To kind of piggy back off of this, I've had to deal with my own internal CIS male biases and I have found a secret over the last half decade or so: it's ok to not engage. Read what other people are saying, try to understand, and just sit on it and relax. Process at your own pace.
My parents or lack thereof did a number on me, as did my history of being sexually abused at a very young age. I built lots of walls. I knew logically I was wrong as I aged but feelings and thoughts don't always line up. When I was younger I thought I had to comment on everything and naturally be right about everything. Then as I got older I became annoyingly inquisitive because I wanted to right my personal wrongs and have all the right hottakes. The result is I was a bad intentioned asshole who turned into a good intentioned asshole.
Still an asshole.
For me the truth is, I don't have to engage. I don't have to understand everything. I try to internalize my empathy and focus on why things are feeling uncomfortable. Ask questions when and where necessary, I suppose. But shit - even just reading the threads on the non-binary topics here, all passively - never reacting or posting, has taught me a ton.
I don't expect the train to stop because I need training wheels. I don't have to know everything right then and there.
if you ask questions, please try to direct your questions to cis allies. it's exhausting to the trans people who have to deal with this regularly.
To kind of piggy back off of this, I've had to deal with my own internal CIS male biases and I have found a secret over the last half decade or so: it's ok to not engage.

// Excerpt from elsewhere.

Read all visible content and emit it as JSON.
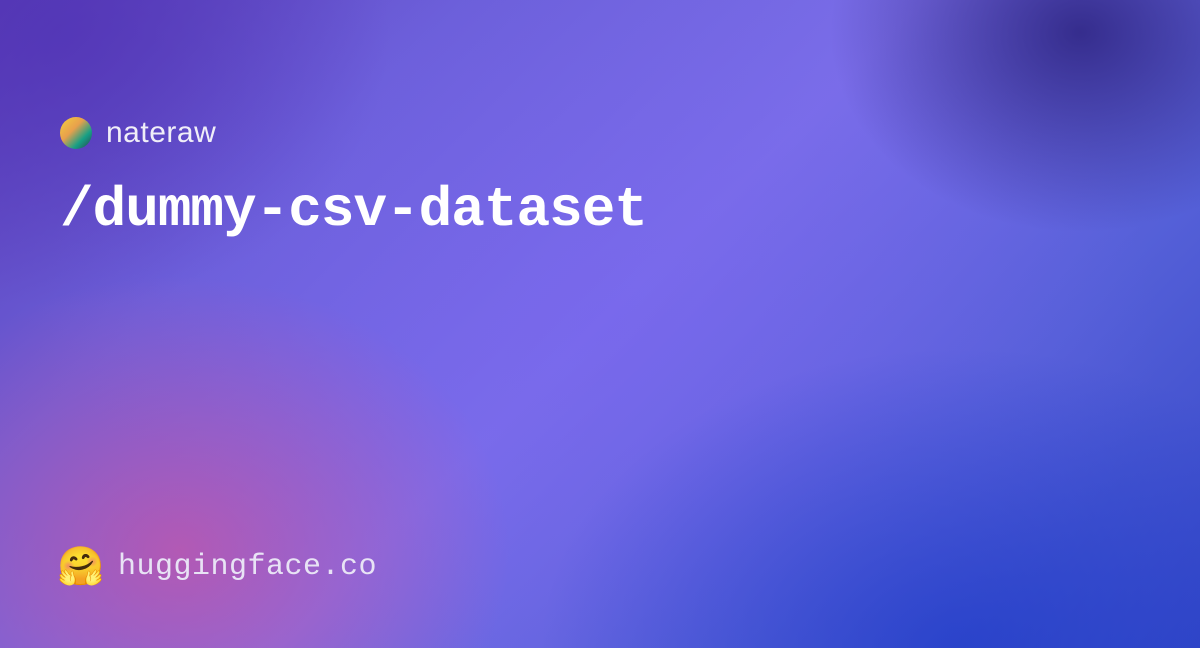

Read what other people are saying, try to understand, and just sit on it and relax. Process at your own pace.
My parents or lack thereof did a number on me, as did my history of being sexually abused at a very young age. I built lots of walls. I knew logically I was wrong as I aged but feelings and thoughts don't always line up. When I was younger I thought I had to comment on everything and naturally be right about everything. Then as I got older I became annoyingly inquisitive because I wanted to right my personal wrongs and have all the right hottakes. The result is I was a bad intentioned asshole who turned into a good intentioned asshole.
Still an asshole.
For me the truth is, I don't have to engage. I don't have to understand everything. I try to internalize my empathy and focus on why things are feeling uncomfortable. Ask questions when and where necessary, I suppose. But shit - even just reading the threads on the non-binary topics here, all passively - never reacting or posting, has taught me a ton.
I don't expect the train to stop because I need training wheels. I don't have to know everything right then and there.
this is extremely true and a very good take. thank you for saying this.
No problem. Once in a great while I have some decent insight. It's part of the joys of getting older.